Now, in my humble opinion, any politician who goes out of his way to antagonize the press is a complete idiot. Columnists are having a field day ridiculing the parliament, at a particularly interesting time, considering that the chamber will be dissolved soon and new elections are to be held.
Some of the commentary is blunt and straightforward. Samih Maitah published a long laundry list of parliamentary excesses and failures, whereas Jihad Momani (who was jailed for republishing THE CARTOONS) accused the MP’s directly of disregarding the national interest. This line of debate is more subtle but has devastating implications.

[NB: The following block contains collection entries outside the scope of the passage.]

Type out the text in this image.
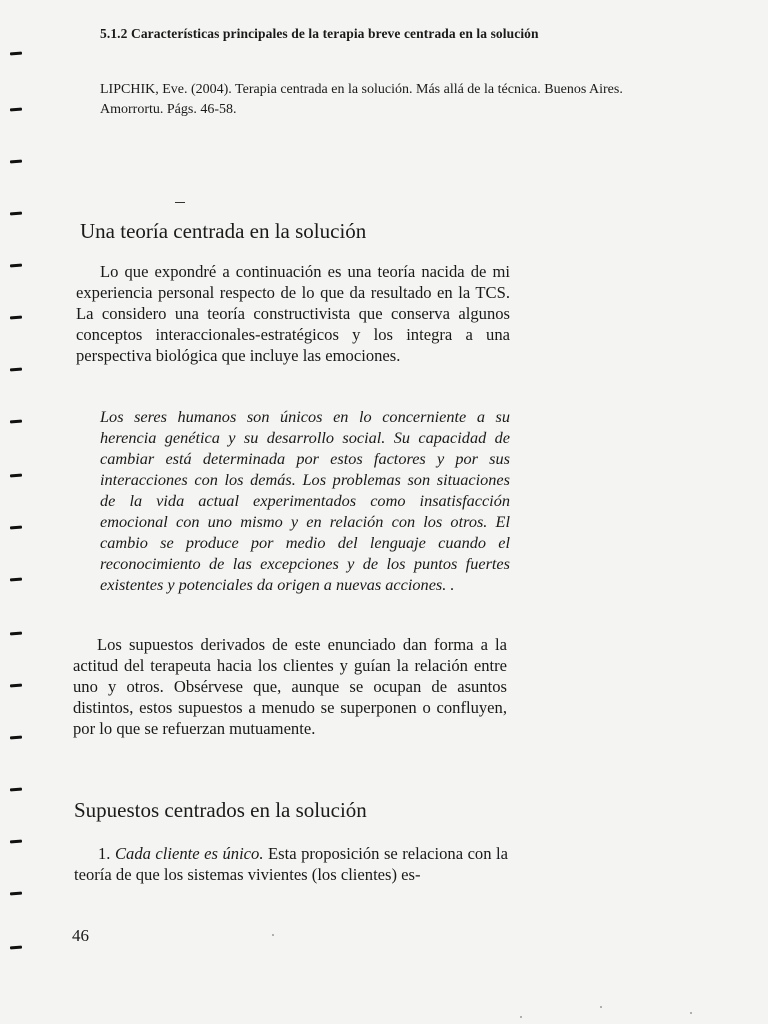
5.1.2 Características principales de la terapia breve centrada en la solución
LIPCHIK, Eve. (2004). Terapia centrada en la solución. Más allá de la técnica. Buenos Aires. Amorrortu. Págs. 46-58.
Una teoría centrada en la solución

Lo que expondré a continuación es una teoría nacida de mi experiencia personal respecto de lo que da resultado en la TCS. La considero una teoría constructivista que conserva algunos conceptos interaccionales-estratégicos y los integra a una perspectiva biológica que incluye las emociones.

Los seres humanos son únicos en lo concerniente a su herencia genética y su desarrollo social. Su capacidad de cambiar está determinada por estos factores y por sus interacciones con los demás. Los problemas son situaciones de la vida actual experimentados como insatisfacción emocional con uno mismo y en relación con los otros. El cambio se produce por medio del lenguaje cuando el reconocimiento de las excepciones y de los puntos fuertes existentes y potenciales da origen a nuevas acciones. .

Los supuestos derivados de este enunciado dan forma a la actitud del terapeuta hacia los clientes y guían la relación entre uno y otros. Obsérvese que, aunque se ocupan de asuntos distintos, estos supuestos a menudo se superponen o confluyen, por lo que se refuerzan mutuamente.

Supuestos centrados en la solución

1. Cada cliente es único. Esta proposición se relaciona con la teoría de que los sistemas vivientes (los clientes) es-

46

Fleshing this out, Salameh Dir’awi (Al Arab al Yawm) argues that Millennium development funds worth over 500 million dollars may be on the line, as granting countries may view the new law as a retreat from the reform that these funds are to reward.
Another important point that is being made (in a somewhat subtle manner) concerns the future makeup of the parliament. Most agree that the current election law will end up producing a parliament similar to this one. Given the anti-democratic nature of the parliament, the message goes, this is unacceptable. So, what is required is a new election law. Now, given that the parliament has proven itself untrustworthy in dealing with public freedoms’ legislation, a new law should be passed without their input (as a temporary law, which most people find distasteful but may accept given the alternative).
So, the pressure is on to produce a new election law to revamp the make up of the parliament, without them having a say in the legislation.
Did I mention that angering the press is stupid?